The mad world of television production
The bundles of thick cables by Gate 7 at Green Park were a dead giveaway. They ran into a room filled with black boxes containing equipment that is more widely travelled than the Indian team. This was where Trans World International (TWI) had set up a studio; pictures from here are uplinked and then broadcast to over 100 countries.
A producer there took me under his wing, and into the room where images are cut, replays rewound, statistics culled, and the sound on the stump-mike amplified after close decisions. "How long do you think this took to set up?" he asked, sweeping his arm around the room. "Five-and-a-half hours, including testing." The room was packed with equipment and the floor littered with wires. Then, over speakers set up across the room, a voice announced: "We are back on air." It was the director, hunched forward in his chair before a wall of monitors covering every conceivable angle on the field. There were feeds from the stump camera, the ones placed on either side for run-outs, and even one focused on the commentators, who picked up the cue immediately. "The partnership [between Rahul Dravid and Mohammad Kaif] is 67 off 102 balls," came Rameez Raja's voice over the speakers on resumption.
When the tour ends, the men and women with TWI, the production company assigned by the Indian board to produce this series, will have been at it for 45 successive days. For the cricket fan, the tour involves three Tests and six one-dayers. For the people producing the series, even the days in between count. Planes need to be hired - "Don't even ask about the cost of one of those," said the producer - bureaucratic local associations need to be dealt with, visas need to be acquired. All of this needs to be done in an instant, as had happened this time around because the BCCI awarded production rights only three days before the series began. Even in the high-pressure atmosphere of live production, this was some task. "We asked the guys to remain on standby in case we received the rights," the producer said. His work was helped by the timing of the series, because there were no other sports events at this part of the year. This meant that the cameramen and technicians were all free to cover the cricket.
This team has 45 members, 12 of whom are on the cameras. Most are hired hands, in one country one day, a continent away the next. But some are regulars. Like the statistician, who doesn't need to be BCCI-approved. In fact, once the rights are awarded to the lowest bidder, the cricket board does not play much of a role, barring the selection of commentators. While this could be seen as a progressive step, the local cricket bodies then take it upon themselves to improve or degrade situations. "I don't want to come back here ever again," a crew member said, referring to the facilities at Kanpur. "The lights went out yesterday. The night before an international match! In comparison, Ahmedabad, Bangalore and Jamshedpur were television-friendly. Here, we have to pay for the fans, the tables, even the drinking water." What about food? He laughed.

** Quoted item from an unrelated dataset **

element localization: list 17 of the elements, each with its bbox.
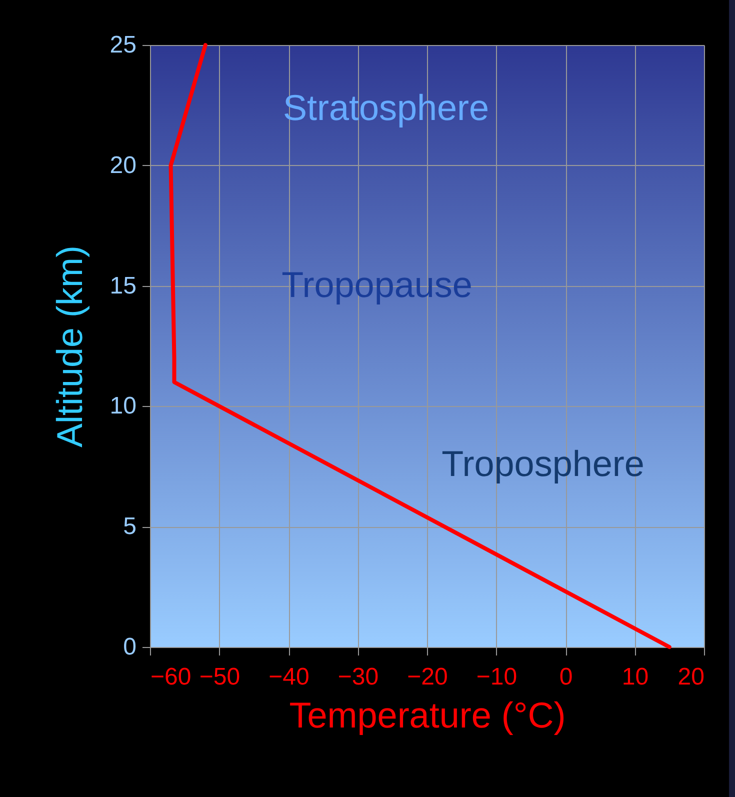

Dilemmas are avoided by a reconnaissance team. They arrived in Kanpur three days before the game to figure out what was needed, which holes needed to be plugged, what exactly the ground allowed them to do. This job requires patience, luck, and a spot of divine backing.
Once the stage is set, the task is exacting. The drinks break was met with a surge towards the loo, and between innings the crew had 15 minutes for lunch. Between overs they hovered above their consoles, and stepped into action when the countdown before the next over began. It is a task that requires absolute concentration, for when things run smoothly, only the bumps are remembered. "We could have a great day when everything works out well," the producer sighed, "but if we make one mistake, that's what people will recall."
With live television, mistakes are inevitable. For some time, with the changing appearance of the game, the way it is portrayed has changed too. There are nearly five cuts between balls, giving it the slick appearance of a Hollywood action movie. The scope for mistakes is high as the director announces relentlessly, "Six, take six, ten, take ten ..." to switch cameras rapidly between deliveries. But these mistakes could also be glossed over in the barrage of imagery.
Besides this, there is much to be done on a typical matchday. Wake up at five, be at the ground by six, get everything going, handle the game, pack up by eight or nine, send off the equipment by a specially chartered cargo plane, hit the sack by midnight, and catch a flight at an unearthly hour not long after. The times vary, but the intensity remains the same. Did this not drive them mad, I asked the producer? "You simply get used to it," was his reply.
"What about Delhi? How will you manage that?" I queried.
"We'll manage it somehow."
Producers frequently agree that dealing with cricket coverage in India tends to be chaotic, with unbelievable demands placed on production companies at short notice. But even by the hectic standards of today, the last game of the tour threatens to create the most dire problems. One observer at the Ferozshah Kotla said yesterday that it was far from complete. This, the obsessive security and the placement of President Musharraf's viewing box could all prevent cameras we take for granted from functioning normally. You don't miss a run-out cam until it isn't there, do you?
I left them as Rameez ambled into the studio, looking spiffing in a pink shirt, amid technicians loading boxes and preparing for the next match. Outside were generators in trucks travelling by road to Delhi. These generators, according to one source, had been due in Delhi at 5pm today. There was no reason for it. The Delhi association just wanted them there by five in the evening.
That's what production is like. Mostly maddening, and sometimes quite inexplicable. But you simply get used to it.
Rahul Bhatia is on the staff of Cricinfo.